Foram precisos quase três anos e quatro milhões de euros, para 'descascar' o velhinho Cine-Teatro Louletano e dar-lhe nova vida. Ontem, foi reinaugurado ao som do trio de Mário Laginha, que tem raízes... em Loulé.
"A minha mãe é de Loulé, depois foi para Lisboa estudar para a universidade e eu já nasci lá, mas ainda tenho aqui família e sinto-me em casa", desabafa Mário Laginha, antes do concerto em que, acompanhado por Bernardo Moreira no contrabaixo e Alexandre Frazão na bateria, desconstruirá por completo parte do reportório de Chopin.
"Mongrel", o seu último álbum, veste a música clássica em tons quentes e por vezes frenéticos de jazz e encheu de som uma sala cheia de gente - lotação estava esgotada - interessada em cultura ou tão somente em conhecer o novo espaço da cidade (ver vídeo).
O projecto obrigou à destruição quase total do interior do edifício (apenas as paredes da sala de espetáculo restaram), mas manteve não só a fachada histórica como as linhas dos balcões e da plateia originais, inaugurados pela primeira vez a 19 de Abril de 1930.

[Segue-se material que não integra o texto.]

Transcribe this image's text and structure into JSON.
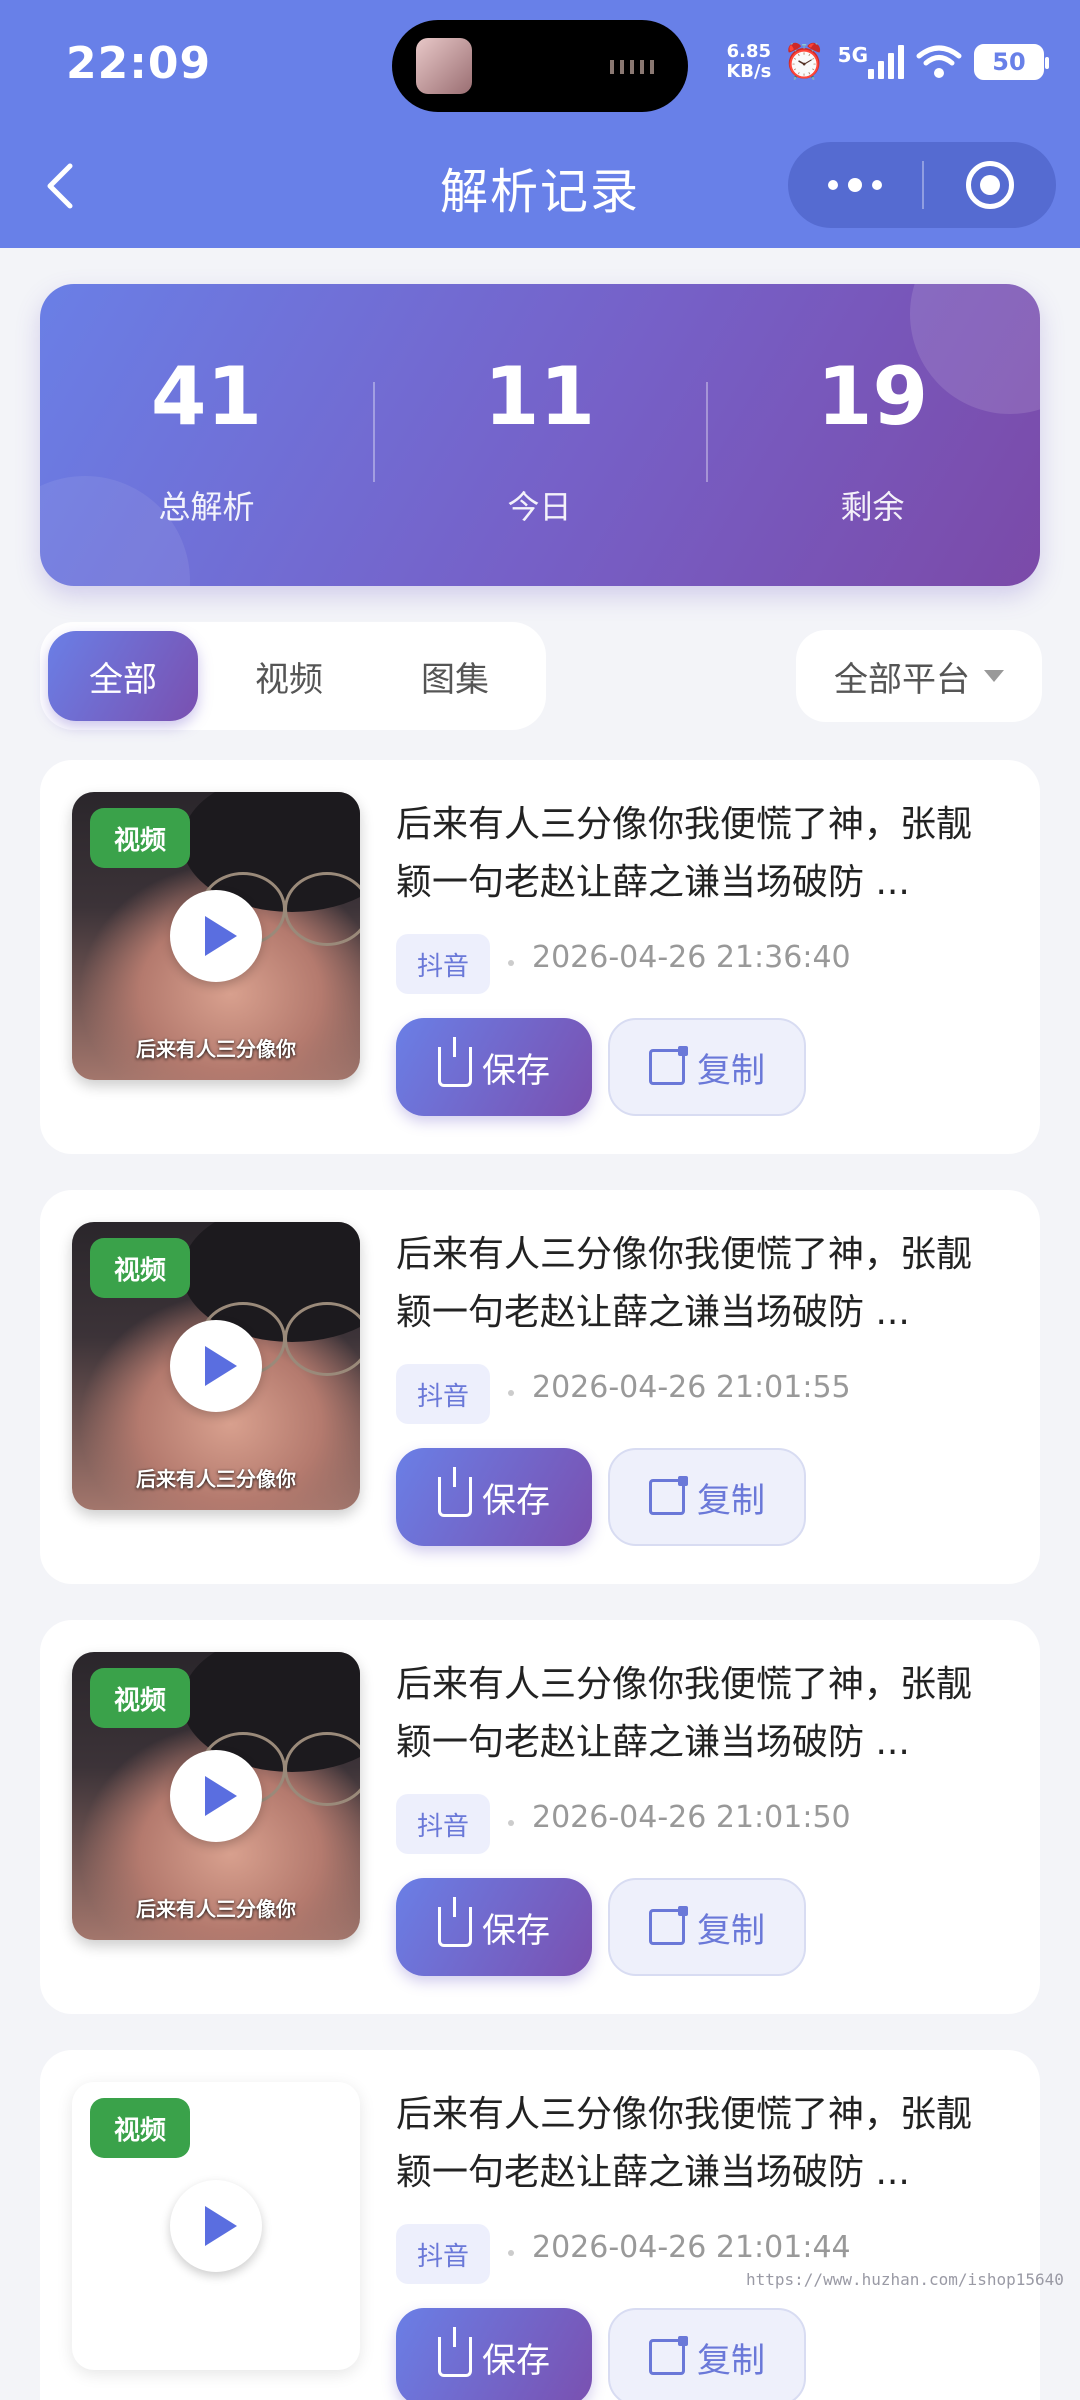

Joaquim Laginha, de 84 anos e ainda primo do pianista Mário, recorda-se desse dia, tinha ele sete anos. "Veio gente de toda a cidade, lembro-me de vir com o meu pai e os meus irmãos, viemos assistir a uma sessão de cinema. Nunca mais me esqueço, porque tive nesse dia uma dor de dentes tão grande que tive de sair e já não vi o filme até ao fim", lembra.
Edifício era património que importava preservar, diz autarquia
O interior do edifício - mobiliário, equipamento de som e luz, escadarias, foyer, mecânica de cena - foi totalmente alterado para corresponder às necessidades atuais das artes do espetáculo. "O outro teatro já não tinha condições, nós tentámos aguentá-lo o mais possível, mas era frio no inverno e quente no verão, se passasse uma mota na rua ouvia-se dentro da sala", recorda Joaquim Guerreiro, vereador da Cultura da Câmara de Loulé.
O edifício foi adquirido em 2003 num processo difícil, dado que o Cine-Teatro Louletano pertencia à Sociedade Teatral Louletana, constituída nos anos 1920 por nove ilustres louletanos. Na altura, o capital somou 180 contos, para dar início aos trabalhos. Quase 100 anos depois, a recuperação do imóvel teve um custo global de perto de quatro milhões de euros, em parte financiados com verbas do QREN e também do Turismo de Portugal (verbas do jogo). A opção saiu mais cara do que demolir tudo e fazer de novo, mas Seruca Emídio, presidente da Câmara de Loulé, diz que as contas não podem ser feitas assim.
"Este edifício tem uma história de 80 anos, com muitas vicissitudes e naquele tempo foi um esforço coletivo de uma comunidade, que não tem preço", afirma ao Expresso. "Se nós fôssemos deitar isto abaixo, como aconteceu em muitas cidades, e construir um prédio com vários andares, como aconteceu aqui mesmo ao lado, em termos financeiros poderia ser mais vantajoso mas para uma comunidade, para o seu bem-estar, para a sua identidade, seria certamente uma fatura muito grande a pagar", conclui.
A sala tem capacidade para 314 pessoas e acolherá doravante espetáculos de música, dança e teatro, bem como de cinema. O Cine-Teatro Louletano mantém a antiga máquina de projeção de películas, a par agora de um novo projetor digital.